Spring 2012
TTh 2-3:30
WEL 2.308


Classical Civilization 304C (33045)

From left
          to right: Ben Hur, Troy, Cleopatra, Passion of the Christ, 300
          Spartans, Gladiator

Instructor: Karl Galinsky

Office Hours: TTh 11:15-12:15, 3:30-4:00 and by appt.
WAG 215  

email: galinsky@austin.utexas.edu

TA: Kyle Sanders
Office Hours: MW 1:30-3:00pm, in WAG 121 
email: kyle.sanders@utexas.edu


R. Morkot, The Penguin Historical Atlas of Ancient Greece (1996)
Homer, The Odyssey, trans. R. Fitzgerald (Farrar/Straus 1998)
A. Kamm, The Romans, 2nd ed. (Routledge 2008)
W.  Shakespeare, Julius Caesar (Folger Library ed., 2005)

There'll be two course packets, one on the Greek portion of the course, and the other on the Roman; available from Abel’s Copies (University Towers, 715D W. 23rd Street) .



EXAMS: Four exams.  Three will count for 25% each towards your course grade; the one with the lowest score will count for 15%.   Optional additional work (such as a paper) will NOT be accepted; take the exams seriously and study for them. If you take the course CR/F, you must take all four exams and make a credible effort at passing each one. Each exam will be on the materials covered since the previous exam.


Format: 50% multiple choice questions (25 questions for 2 points each) and 50% essays (choose one of two topics), or 100% essays (write on both essays).
Review Sessions: We’ll have review sessions before each exam.  I will try to accommodate most of the reviews within the class periods, but some may take place outside of class and will, of course, be optional.

SCREENINGS: We'll arrange for screenings for the occasional movie that's not available through Netflix, iMovies, amazon, etc.

MAKE-UP TESTS: Only in case of a demonstrated medical reason (physician's statement required). If grandfather dies, I'll need to see a copy of the obituary, listing you as one of the bereaved.

INTERACTIVITY: I'm very accessible, but long e-mails are out, incl. on Facebook :). If you have detailed questions, see me during office hours.
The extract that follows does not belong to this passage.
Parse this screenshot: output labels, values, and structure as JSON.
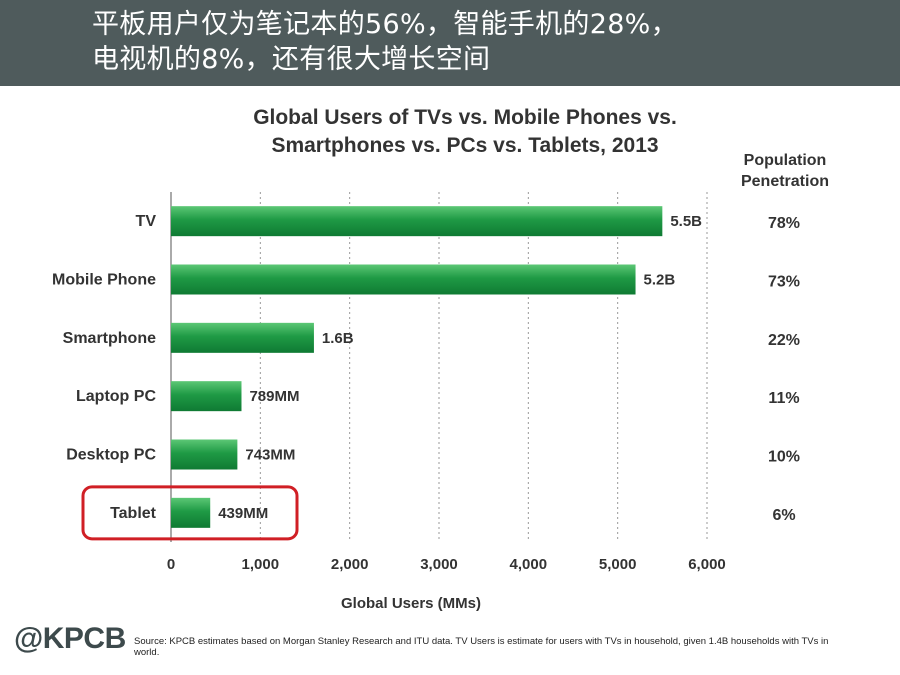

POLICY ON ACADEMIC DISHONESTY: I won't tolerate it. It's grossly unfair to the other students. Don't mess with me or Texas.See http://deanofstudents.utexas.edu/sjs/acint_student.php and

Students with disabilities: UT Austin provides upon request appropriate academic accommodations for qualified students with disabilities. For more information, contact SSD at 471-6259, or go to http://www.utexas.edu/diversity/ddce/ssd. Note: students must present a UT "accommodation letter" authorizing specific accommodations. 
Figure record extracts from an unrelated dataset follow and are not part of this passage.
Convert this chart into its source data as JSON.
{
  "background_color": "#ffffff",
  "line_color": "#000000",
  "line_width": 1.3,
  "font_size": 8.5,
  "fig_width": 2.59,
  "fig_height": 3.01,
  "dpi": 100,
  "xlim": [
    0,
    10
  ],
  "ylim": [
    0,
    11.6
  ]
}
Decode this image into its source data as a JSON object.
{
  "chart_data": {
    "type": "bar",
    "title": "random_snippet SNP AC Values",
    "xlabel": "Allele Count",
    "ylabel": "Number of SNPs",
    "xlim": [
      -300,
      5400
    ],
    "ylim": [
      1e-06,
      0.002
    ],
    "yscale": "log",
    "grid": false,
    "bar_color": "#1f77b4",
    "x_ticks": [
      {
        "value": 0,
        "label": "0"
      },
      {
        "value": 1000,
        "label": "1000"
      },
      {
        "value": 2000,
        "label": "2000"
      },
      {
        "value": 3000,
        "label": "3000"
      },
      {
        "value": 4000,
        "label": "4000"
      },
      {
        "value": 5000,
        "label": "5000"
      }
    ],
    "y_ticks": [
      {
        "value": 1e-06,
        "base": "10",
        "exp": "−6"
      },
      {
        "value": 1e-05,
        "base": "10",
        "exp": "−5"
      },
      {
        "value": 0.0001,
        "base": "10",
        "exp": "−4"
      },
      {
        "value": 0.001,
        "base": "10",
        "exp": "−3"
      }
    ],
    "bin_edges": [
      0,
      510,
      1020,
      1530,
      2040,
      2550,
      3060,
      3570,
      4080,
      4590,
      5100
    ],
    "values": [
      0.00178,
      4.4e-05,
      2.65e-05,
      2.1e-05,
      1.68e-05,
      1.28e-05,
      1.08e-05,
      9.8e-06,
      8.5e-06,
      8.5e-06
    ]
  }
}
Religious holidays: If you need to miss a class or other required class activity for the observance of a religious holiday, you must notify me at least 14 days in advance so we can make alternative arrangements for your absence. Note: the University's Religious Days Policy is online: http://www.utexas.edu/provost/policies/religious_holidays.
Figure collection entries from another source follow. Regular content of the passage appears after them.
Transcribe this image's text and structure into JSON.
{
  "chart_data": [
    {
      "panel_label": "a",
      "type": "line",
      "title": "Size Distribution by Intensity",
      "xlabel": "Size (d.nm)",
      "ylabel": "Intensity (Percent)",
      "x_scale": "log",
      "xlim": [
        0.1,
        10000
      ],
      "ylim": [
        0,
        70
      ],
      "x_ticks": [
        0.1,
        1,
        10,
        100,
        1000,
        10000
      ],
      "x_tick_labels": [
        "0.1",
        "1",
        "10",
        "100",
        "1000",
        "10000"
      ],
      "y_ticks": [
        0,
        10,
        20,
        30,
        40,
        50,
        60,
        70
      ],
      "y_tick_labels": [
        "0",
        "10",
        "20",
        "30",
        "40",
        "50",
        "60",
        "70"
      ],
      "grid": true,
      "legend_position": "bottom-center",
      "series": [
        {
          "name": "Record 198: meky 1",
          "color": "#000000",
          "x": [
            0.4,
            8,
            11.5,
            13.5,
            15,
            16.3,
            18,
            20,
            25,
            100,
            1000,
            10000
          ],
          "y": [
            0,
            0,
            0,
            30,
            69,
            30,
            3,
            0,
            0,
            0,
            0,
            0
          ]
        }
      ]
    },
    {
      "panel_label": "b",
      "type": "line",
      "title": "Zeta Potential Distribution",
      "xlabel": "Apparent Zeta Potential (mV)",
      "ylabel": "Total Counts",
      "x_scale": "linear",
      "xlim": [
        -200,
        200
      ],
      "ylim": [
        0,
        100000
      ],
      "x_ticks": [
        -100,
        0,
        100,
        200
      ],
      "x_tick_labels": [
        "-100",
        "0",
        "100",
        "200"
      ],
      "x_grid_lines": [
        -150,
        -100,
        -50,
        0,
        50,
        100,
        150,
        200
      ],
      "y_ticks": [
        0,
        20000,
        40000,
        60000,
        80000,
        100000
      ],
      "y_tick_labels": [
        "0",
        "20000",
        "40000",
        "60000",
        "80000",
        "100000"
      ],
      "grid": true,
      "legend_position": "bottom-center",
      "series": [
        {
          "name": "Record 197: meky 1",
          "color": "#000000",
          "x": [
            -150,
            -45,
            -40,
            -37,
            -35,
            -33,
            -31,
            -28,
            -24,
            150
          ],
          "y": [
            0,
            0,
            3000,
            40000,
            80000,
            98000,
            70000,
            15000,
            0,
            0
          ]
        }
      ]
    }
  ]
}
(1) Take good notes. That does not mean a verbatim transcript. In the lectures, I rephrase major points more than once, so you have adequate time to write them down. Also, I stop at various points during the lecture to take questions, so feel free to ask. As for general study techniques, taking notes, summarizing readings, etc.the Learning Skills Center in Jester has an array of workshops and pamphlets, and they are free. Highly recommended, as is the Writing Center in FAC. In addition, I'm available in person during office hours, and by e-mail. So is the TA. We will not, however, offer a correspondence course. If you have detailed questions, see us during office hours.  Also, don't just watch the films, but take notes on them, both informational and for questions to bring up in class.

(2) Do the readings BEFORE the class in which they will be discussed and bring the texts to class. I will always alert you to this in advance. Mark up and highlight major points, facts, and examples in your readings. Likewise, budget time to watch the movies BEFORE the scheduled discussion time.

(3) Budget at least one hour a week to go over your lecture and film notes and your annotated/highlighted readings. Summarize them, synthesize them, and organize them. Memorize the major names, dates, facts, and connections. This will make your reviewing for the exams a lot easier as you can't intelligently digest a month's material a day or so before the exam.

(4) Form a study group. You still have to do most of the work on your own, but it helps to have the input from more than one person especially in reviewing before a test.

(5) Take the first exam seriously. Do not try to see whether I mean business. I do.

(6) When you see me or the TA with any concerns about your performance, be sure to bring in your lecture and film notes, your highlighted/annotated texts, and your summaries (along with your tests). That will enable us to give you concrete and specific advice.

(7) From the night before the lecture, the lecture outline will usually be available from the course web page; please bookmark it. The same goes for the syllabus: if you lose yours, download it from the Web. Before downloading, please check the date in the lower left corner so you get the updated 2012 version instead of an older one.

(8) Participate. Contribute to the class and discussion in an informed way.